A review by dalenora
The Ten Thousand Doors of January by Alix E. Harrow

adventurous slow-paced
  • Plot- or character-driven? A mix
  • Strong character development? It's complicated
  • Loveable characters? No
  • Diverse cast of characters? Yes
  • Flaws of characters a main focus? It's complicated

3.5

I had a really hard time getting into this book. I think some of it may have been my personal bias, as I read Starling House first and LOVED it, and the two are so similar in structure (book within a book, replete with silly footnotes that further the plot) and where it felt fresh and unique with Starling House, I found the chapters taking place inside The Ten Thousand Doors to be tedious at best, downright boring at worst. The main plot was equally thin, and for the majority of the book I felt like I was reading a children's book with children's book stakes. Initially, I understood this as we were reading the thoughts and words OF a child, but as January aged, it felt like the writing did not mature with her and we were being spoon fed major plot points, which was kind of insulting as a reader. Almost all of the key reveals were so heavily foreshadowed that I was able to predict the majority of the plot with accuracy after only a few chapters, and that sucks a lot of the fun out of reading.

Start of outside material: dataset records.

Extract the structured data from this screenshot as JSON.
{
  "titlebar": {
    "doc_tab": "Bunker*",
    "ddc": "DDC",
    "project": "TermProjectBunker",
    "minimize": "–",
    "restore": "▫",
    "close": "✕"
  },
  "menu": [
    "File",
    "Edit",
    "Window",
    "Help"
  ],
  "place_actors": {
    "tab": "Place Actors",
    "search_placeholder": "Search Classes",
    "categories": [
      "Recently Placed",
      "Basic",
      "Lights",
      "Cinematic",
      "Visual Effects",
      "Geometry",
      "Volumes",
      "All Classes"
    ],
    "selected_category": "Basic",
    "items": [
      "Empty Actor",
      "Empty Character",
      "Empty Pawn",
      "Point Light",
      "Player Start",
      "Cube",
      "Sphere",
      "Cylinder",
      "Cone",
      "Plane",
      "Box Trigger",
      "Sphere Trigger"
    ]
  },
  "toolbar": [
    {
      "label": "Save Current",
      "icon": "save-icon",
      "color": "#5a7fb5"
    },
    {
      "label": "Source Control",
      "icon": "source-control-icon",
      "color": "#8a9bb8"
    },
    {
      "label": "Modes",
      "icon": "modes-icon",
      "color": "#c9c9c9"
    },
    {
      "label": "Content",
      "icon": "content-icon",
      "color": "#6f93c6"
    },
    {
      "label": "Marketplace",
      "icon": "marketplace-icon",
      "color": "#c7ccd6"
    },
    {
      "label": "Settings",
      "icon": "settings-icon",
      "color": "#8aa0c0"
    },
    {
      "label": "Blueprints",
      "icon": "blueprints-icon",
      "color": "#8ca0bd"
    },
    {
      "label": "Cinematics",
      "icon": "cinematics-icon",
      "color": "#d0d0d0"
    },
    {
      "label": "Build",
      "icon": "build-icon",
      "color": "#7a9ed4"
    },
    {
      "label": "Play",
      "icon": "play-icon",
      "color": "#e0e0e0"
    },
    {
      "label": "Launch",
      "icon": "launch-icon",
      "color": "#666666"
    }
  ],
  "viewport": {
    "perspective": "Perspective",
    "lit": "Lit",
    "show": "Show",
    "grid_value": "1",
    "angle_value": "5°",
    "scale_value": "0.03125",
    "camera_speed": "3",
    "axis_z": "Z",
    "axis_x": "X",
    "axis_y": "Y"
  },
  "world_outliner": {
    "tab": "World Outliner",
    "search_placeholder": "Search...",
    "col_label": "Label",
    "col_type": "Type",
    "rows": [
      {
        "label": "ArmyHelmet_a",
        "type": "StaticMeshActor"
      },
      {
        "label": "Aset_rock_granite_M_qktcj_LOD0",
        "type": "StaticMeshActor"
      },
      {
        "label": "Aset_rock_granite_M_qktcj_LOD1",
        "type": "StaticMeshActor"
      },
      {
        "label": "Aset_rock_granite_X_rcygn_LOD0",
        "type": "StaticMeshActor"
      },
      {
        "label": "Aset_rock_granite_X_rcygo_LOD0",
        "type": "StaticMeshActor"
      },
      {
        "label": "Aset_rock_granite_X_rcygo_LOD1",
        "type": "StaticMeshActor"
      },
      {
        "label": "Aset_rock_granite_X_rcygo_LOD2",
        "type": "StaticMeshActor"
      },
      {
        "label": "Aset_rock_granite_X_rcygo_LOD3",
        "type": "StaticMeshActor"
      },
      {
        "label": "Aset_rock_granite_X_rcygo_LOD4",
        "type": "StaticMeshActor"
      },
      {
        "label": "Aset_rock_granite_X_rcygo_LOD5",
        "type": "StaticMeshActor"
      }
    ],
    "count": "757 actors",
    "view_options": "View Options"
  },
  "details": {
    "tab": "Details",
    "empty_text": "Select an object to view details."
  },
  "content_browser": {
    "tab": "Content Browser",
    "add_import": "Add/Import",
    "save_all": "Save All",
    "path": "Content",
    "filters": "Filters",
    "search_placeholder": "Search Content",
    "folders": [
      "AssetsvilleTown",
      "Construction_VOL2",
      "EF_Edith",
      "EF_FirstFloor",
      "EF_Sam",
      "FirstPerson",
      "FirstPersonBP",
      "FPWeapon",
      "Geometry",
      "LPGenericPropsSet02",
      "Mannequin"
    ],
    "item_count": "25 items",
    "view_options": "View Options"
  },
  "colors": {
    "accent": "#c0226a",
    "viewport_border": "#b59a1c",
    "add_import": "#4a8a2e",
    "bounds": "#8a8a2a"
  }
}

I also just found January insufferable as a character. I understood the allegory the author was going for, but most of the time it felt like we were just being told factually what happened, and we wasted so much time on January justifying others shitty behavior and forgiving people who shouldn't be forgiven (ahem, looking at you Dad) and because of that felt like the ending was too rushed and not properly earned (with the big climax to the story happening maybe 20 pages before the end) with January magically transforming rather than gradually unlearning the trauma she experienced growing up. People don't just wake up fully healed, and it felt cheap that January was suddenly a different person, and the plot device that led to her transformation felt cheap, allowing her character development to come from an external force rather than letting January deconstruct the trauma of her upbringing on her own.